« The Killer » de David Fincher sur Netflix, un film loin d’être aussi ennuyeux que la routine de son héros
NETFLIX - Trois ans après Mank, son ovni en noir et blanc, David Fincher est de retour avec un nouveau long-métrage jouissif The Killer, disponible sur Netflix depuis le 10 novembre. Pour incarner son protagoniste, David Fincher voulait Michael Fassbender, et personne d’autre. Seul hic, le comédien de la saga X Men, Shame et Hunger est, depuis 2017, devenu pilote automobile. Mais le réalisateur s’est montré persuasif et patient, et le résultat de cette collaboration est explosif.

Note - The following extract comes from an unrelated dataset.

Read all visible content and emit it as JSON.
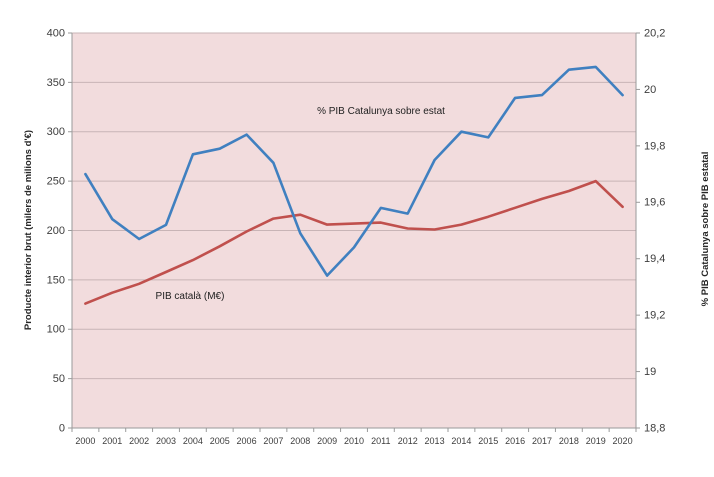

Le film est l’adaptation de la bande-dessinée intitulée Le Tueur des Français Matz et Luc Jacamon. Il met en scène un tueur à gages incarné par Michael Fassbender donc. Ce dernier est enfermé dans une routine répétitive et ennuyeuse qui est, d’après lui, garantie d’infaillibilité pour exceller dans ce milieu. Ce tueur, dont on ignore le nom, vit comme un ascète, pratiquant le yoga, les yeux fixés sur sa montre connectée et son pouls, confortablement vêtu de son costume de « touriste allemand » composé de bobs et de chemises hawaïennes.
Mais au détour d’un contrat comme un autre à Paris, le mécanisme parfaitement huilé s’enraye. Pour le tueur, c’est le début d’une épopée vengeresse à travers la planète. Un voyage qui le force à sortir de sa zone de confort. Pour lui, pour la première fois, les choses deviennent personnelles, même s’il s’efforce de le nier. Le spectateur, qui s’était enfoncé (confortablement) dans son canapé au début, se retrouve plaqué au dossier, tenu en haleine. Le tueur est obligé de sortir de sa routine et de son train-train presque ennuyeux, et nous embarque avec lui.
The Killer est construit en chapitres, garantissant au récit un rythme avec des respirations. Un pouls qui monte en pics et qui descend, comme celui du protagonniste. Lorsque le tueur se livre à un meurtre ou à un interrogatoire musclé, le public retient son souffle. Lorsqu’il se repose ou prend l’avion et qu’il retrouve sa routine rassurante (pour lui), le spectateur relâche brièvement la pression.
The Killer : un thriller noir teinté d’humour
La force de The Killer réside aussi dans cette alternance de séquences très différentes aux rythmes décousus, et de scènes de calme. Lorsque le tueur se parle à lui-même, c’est nous qu’il vient un peu apaiser.
De fait, Michael Fassbender n’ouvre quasiment pas la bouche pendant les 2 heures que dure le long métrage, mais sa voix est omniprésente. The Killer nous plonge dans ses pensées, ses obsessions, ses manies. Un monologue intérieur entrecoupé de chansons entêtantes du groupe The Smiths. David Fincher est un amoureux de musique qui apporte toujours une importance primordiale au son dans ses films, The Killer ne fait pas exception à la règle. Nuque qui craque, bruit d’un pistolet à clous, porte qui grince, tout est prétexte à grimacer.
Enfin, The Killer n’est pas qu’un thriller haletant. Le film est plein d’humour noir et de clins d’œil. Mention spéciale au monologue de Tilda Swinton qui devrait faire beaucoup rire à la machine à café. David Fincher ne se prive pas non plus pour pointer du doigt une faille de notre société selon lui : l’hyper-connectivité. Le tueur parvient à ses fins souvent grâce aux technologies censées, en principe, nous protéger.
Dans ce nouveau film, David Fincher revient aux essentiels de sa filmographie, aux éléments qui ont fait de Fight Club, The Game ou Seven des films cultes. Et c’est profondément réjouissant. Avec The Killer, le contrat est parfaitement rempli.